30 Апреля, 2019

Find and neutralize "anonymus"

Игорь Бедеров


Igor Bederov's office
In the summer of 2018, Russian merchants for the first time encountered a fraudulent bot paralyzing the work of firms due to the mass sending of applications to their sites, phone numbers and feedback forms. The founder of the Internet-Search company , Igor Bederov , told how the products he created help the business to calculate the attackers by phone number, email address or Telegram account.
Prehistory
Igor Bederov’s business journey began with competitive intelligence. Having gained experience as a security manager for a large network of hypermarkets, in 2014, Bederov created the project “Business Intelligence | CABIS. The main task that the entrepreneur had to solve was the search for legal sources of information to ensure business security, which would not be inferior to closed bases of law enforcement agencies. Subsequently, he founded the “Internet-Search” - information and analytical company that specializes in the prevention and investigation of crimes in the field of economic activity. This is how products “TelPoisk” , “IP-Search” and “Telegram-Deanonymizer” appeared.
"TelPoisk"
It took just two weeks for the founder to launch a pilot version of the TelPoisk service in 2016. Since August 2018, an updated version of the program has been available for users, through which the client can obtain information about any phone number or e-mail worldwide. Based on an analysis of open sources, the system tells you who the intended owner of the number or email address is, and also calculates its probable location. TelPoisk is also useful in ensuring the security of individuals, for example: if you received an SMS message about an allegedly blocked bank card, this is a typical trick of fraudsters. Unlike analogs, TelPoisk processes a greater number of information sources - there are 60 in total.
The following data arrays are analyzed:
telephone switching information and email server;
information from social networks and instant messengers;
data of bulletin boards, vacancies and resumes, telephone directories;
information from banking services.
In addition, the service is not limited geographically - in whatever corner of the planet the owner of the phone is located, it is possible to establish the owner of the number in 70% of cases. Full identification is done for half the requests.




TelPoisk
An extended version of the analytical system provides the exact addresses where the GSM-subscriber has been registered, and also displays a list of telephones located near it. For collection services and collection agencies, the report on the telephone number provides information on the address of registration and the actual addresses of residence, as well as on which bank cards the number is attached to.
The business model of the project is based on the provision of paid services. The user gets access to his personal account and can set up automated information retrieval.
“IP-Search”
Functionally, the IP Search service is close to the previous one, but the computer’s IP address is used as a starting point for gathering information. The advantage of the system developed by Bederov is that it not only calculates the city as similar WHOIS services, but also calls the intended physical location of the vehicle. To a specific building.

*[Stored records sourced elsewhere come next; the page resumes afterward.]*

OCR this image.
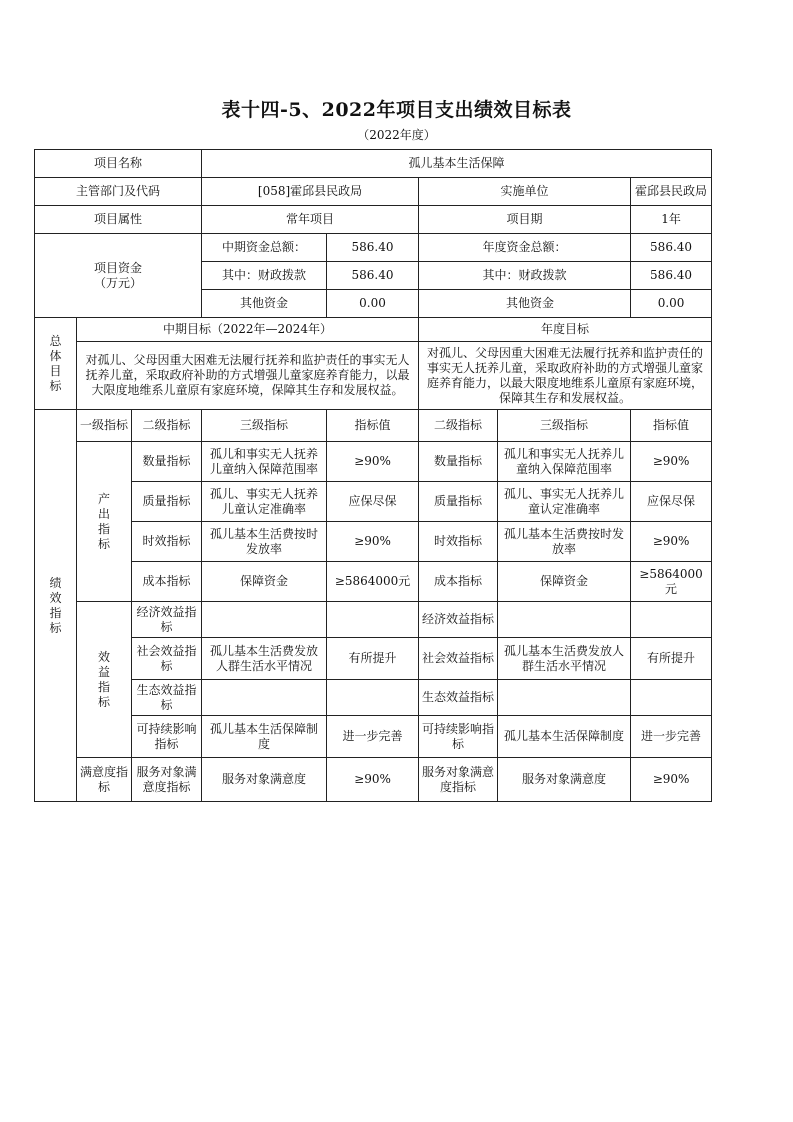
表十四-5、2022年项目支出绩效目标表
（2022年度）
项目名称			孤儿基本生活保障				
主管部门及代码			[058]霍邱县民政局		实施单位		霍邱县民政局
项目属性			常年项目		项目期		1年

项目资金
（万元）			中期资金总额：	586.40	年度资金总额：		586.40
			其中：财政拨款	586.40	其中：财政拨款		586.40
			其他资金	0.00	其他资金		0.00

总
体
目
标	中期目标（2022年—2024年）				年度目标		
	对孤儿、父母因重大困难无法履行抚养和监护责任的事实无人抚养儿童，采取政府补助的方式增强儿童家庭养育能力，以最大限度地维系儿童原有家庭环境，保障其生存和发展权益。				对孤儿、父母因重大困难无法履行抚养和监护责任的事实无人抚养儿童，采取政府补助的方式增强儿童家庭养育能力，以最大限度地维系儿童原有家庭环境，保障其生存和发展权益。		

绩
效
指
标	一级指标	二级指标	三级指标	指标值	二级指标	三级指标	指标值

	产
出
指
标	数量指标	孤儿和事实无人抚养儿童纳入保障范围率	≥90%	数量指标	孤儿和事实无人抚养儿童纳入保障范围率	≥90%
		质量指标	孤儿、事实无人抚养儿童认定准确率	应保尽保	质量指标	孤儿、事实无人抚养儿童认定准确率	应保尽保
		时效指标	孤儿基本生活费按时发放率	≥90%	时效指标	孤儿基本生活费按时发放率	≥90%
		成本指标	保障资金	≥5864000元	成本指标	保障资金	≥5864000元

	效
益
指
标	经济效益指标			经济效益指标		
		社会效益指标	孤儿基本生活费发放人群生活水平情况	有所提升	社会效益指标	孤儿基本生活费发放人群生活水平情况	有所提升
		生态效益指标			生态效益指标		
		可持续影响指标	孤儿基本生活保障制度	进一步完善	可持续影响指标	孤儿基本生活保障制度	进一步完善
	满意度指标	服务对象满意度指标	服务对象满意度	≥90%	服务对象满意度指标	服务对象满意度	≥90%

The site owner, who was logged in from any IP address, can check the data on the type of device, the name and version of the operating system and browser, and also calculate whether the user has not used anonymization tools such as VPN or TOR. All this helps, for example, in determining the exact site traffic. The system shows the real share of increased web page traffic as a result of promotional activities. It is no secret that traffic from the same China will give nothing to a local entrepreneur in Russia.




Telegram-Deanonimizer
Well, the service “Telegram-Deanonymizer” will help, if necessary, to calculate the identity and location of the anonymous Telegram user. By the way, a similar idea was recently proposed by the Center for the study of legitimacy and political protest in the form of the product "Cryptoscan".
The scammer ordered a computer
According to Igor Bederov, its development is a useful tool for business owners and ordinary users who are faced with the need to verify contact information. Such information eliminates the problem of network "Anonymus", helps prevent cases of Internet fraud, fraud, blackmail and extortion, as well as other crimes committed with the help of Internet technologies. If the attackers have already succeeded in realizing the criminal intent, TelPoisk, IP-Search and Telegram-Deanonymizer help to investigate the incident and find the natural person who is behind the incident. It also establishes a specific electronic device with which the criminals committed unlawful acts. The provision of such information to law enforcement officers significantly speeds up the terms of their work and allows for punishment of those responsible.
Igor Bederov recalls a recent case at the Sberbank-AST electronic trading site, when an unknown fraudster registered as a representative of a large company and placed an order for the supply of computer equipment. At the same time, the falsified papers provided to them were missed by the system. However, the victims of fraud could themselves verify the contact details of the counterparty and make sure that he had nothing to do with this company.